En Chine, cela est devenu un point d'explosion politique avant les élections générales de l'automne 2026. Les Démocrates de Suède tentent de consolider leur position en tant que force clé du camp de droite à travers une image de politique de sécurité ferme. Le Parti modéré au pouvoir doit trouver un équilibre délicat entre maintenir l'unité de la coalition et éviter que des politiques radicales ne provoquent des divisions sociales. Les partis d'opposition, en particulier le Parti social-démocrate et le Parti de gauche, ne manqueront pas de critiquer le gouvernement pour s'être éloigné de la longue tradition suédoise de paix et de désarmement. Des groupes de la société civile, tels que Médecins suédois contre les armes nucléaires, se sont rapidement exprimés. Gunnar Westberg, membre de leur conseil d'administration, a écrit dans le journal Dagens Nyheter pour avertir que le déploiement d'armes nucléaires ne ferait qu'augmenter le risque d'une attaque nucléaire contre la Suède, car les arsenaux nucléaires sont eux-mêmes des cibles prioritaires.

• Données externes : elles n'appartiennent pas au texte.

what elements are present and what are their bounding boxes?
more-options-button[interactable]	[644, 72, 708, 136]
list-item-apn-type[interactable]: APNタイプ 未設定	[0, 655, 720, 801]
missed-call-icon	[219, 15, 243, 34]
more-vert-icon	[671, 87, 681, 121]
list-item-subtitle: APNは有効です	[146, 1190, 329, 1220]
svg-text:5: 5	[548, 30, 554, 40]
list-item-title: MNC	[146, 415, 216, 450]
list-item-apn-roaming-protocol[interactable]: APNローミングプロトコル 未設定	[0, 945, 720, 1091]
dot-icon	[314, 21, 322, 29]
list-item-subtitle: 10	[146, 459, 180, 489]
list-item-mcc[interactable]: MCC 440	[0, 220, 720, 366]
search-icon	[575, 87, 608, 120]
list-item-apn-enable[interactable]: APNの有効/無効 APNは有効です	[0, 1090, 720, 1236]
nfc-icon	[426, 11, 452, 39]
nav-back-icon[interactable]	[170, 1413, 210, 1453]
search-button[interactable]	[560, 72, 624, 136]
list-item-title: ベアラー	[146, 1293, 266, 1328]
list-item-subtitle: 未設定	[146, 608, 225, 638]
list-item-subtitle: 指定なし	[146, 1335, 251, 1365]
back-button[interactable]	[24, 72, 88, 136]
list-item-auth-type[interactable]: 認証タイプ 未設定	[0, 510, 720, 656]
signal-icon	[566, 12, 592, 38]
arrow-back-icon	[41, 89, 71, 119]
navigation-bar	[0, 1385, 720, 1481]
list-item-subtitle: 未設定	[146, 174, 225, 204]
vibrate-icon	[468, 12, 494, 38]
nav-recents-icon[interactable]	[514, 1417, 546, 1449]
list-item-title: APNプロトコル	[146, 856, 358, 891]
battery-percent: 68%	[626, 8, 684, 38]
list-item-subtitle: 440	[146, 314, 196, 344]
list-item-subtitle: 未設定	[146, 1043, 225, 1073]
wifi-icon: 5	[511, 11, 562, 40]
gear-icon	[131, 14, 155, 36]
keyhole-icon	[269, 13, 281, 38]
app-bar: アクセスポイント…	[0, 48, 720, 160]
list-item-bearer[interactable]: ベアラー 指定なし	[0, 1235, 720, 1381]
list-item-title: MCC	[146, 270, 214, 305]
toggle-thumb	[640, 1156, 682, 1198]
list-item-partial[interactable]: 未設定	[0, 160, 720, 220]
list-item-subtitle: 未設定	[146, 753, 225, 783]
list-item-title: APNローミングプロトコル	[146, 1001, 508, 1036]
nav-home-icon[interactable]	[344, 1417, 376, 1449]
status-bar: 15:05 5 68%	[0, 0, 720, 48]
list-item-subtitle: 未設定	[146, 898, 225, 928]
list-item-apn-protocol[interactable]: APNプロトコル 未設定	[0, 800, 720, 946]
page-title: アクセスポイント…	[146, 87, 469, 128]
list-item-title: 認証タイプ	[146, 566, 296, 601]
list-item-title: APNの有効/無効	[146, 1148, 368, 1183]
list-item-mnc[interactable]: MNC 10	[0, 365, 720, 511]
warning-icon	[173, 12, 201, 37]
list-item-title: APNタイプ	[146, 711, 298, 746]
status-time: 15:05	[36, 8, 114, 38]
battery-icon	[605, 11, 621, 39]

La nouvelle équation de la Baltique.
D'un point de vue géostratégique plus large, le débat suédois sur l'arme nucléaire est un microcosme de l'évolution de l'ordre sécuritaire en mer Baltique et dans l'ensemble de l'Europe. Cette zone maritime est passée d'une région de coopération à une zone de conflit potentiel. La présence militaire russe à Kaliningrad, les groupements tactiques multinationaux de l'OTAN dans les trois États baltes, et les exercices militaires majeurs fréquents comme BALTOPS, forment ensemble un paysage tendu et hautement militarisé. Le déploiement d'une arme nucléaire tactique dans le sud de la Suède ou sur l'île de Gotland modifierait radicalement les calculs de dissuasion dans la région.
Les analystes estiment que la réponse de Moscou sera probablement ferme et multiforme. Outre les protestations diplomatiques et les accusations dans la propagande selon lesquelles l'OTAN intensifie les provocations, l'armée russe pourrait renforcer ses déploiements de reconnaissance et de contre-mesures dans la mer Baltique, notamment en augmentant la fréquence des activités des navires et aéronefs dotés de capacités de frappe nucléaire, voire en annonçant un ajustement de sa politique de ciblage des forces nucléaires. D'un point de vue technique, si la Suède déploie des armes nucléaires, l'emplacement de ses bases, leur niveau de protection et leurs capacités de réaction rapide deviendront immédiatement des cibles prioritaires pour le renseignement russe et les simulations de frappes.
La trajectoire de ce débat dépend de multiples variables : le résultat des élections d'automne, la volonté au sein de l'OTAN, en particulier à Washington, l'évolution de la situation sur le terrain en Ukraine, ainsi que l'acceptation du public suédois. Une chose est certaine : avec le Parti des Démocrates de Suède mettant l'option nucléaire sur la table, Stockholm a ouvert une porte stratégique vers des risques et des engagements plus élevés. Une fois cette porte franchie, il n'y aura plus de retour en arrière possible.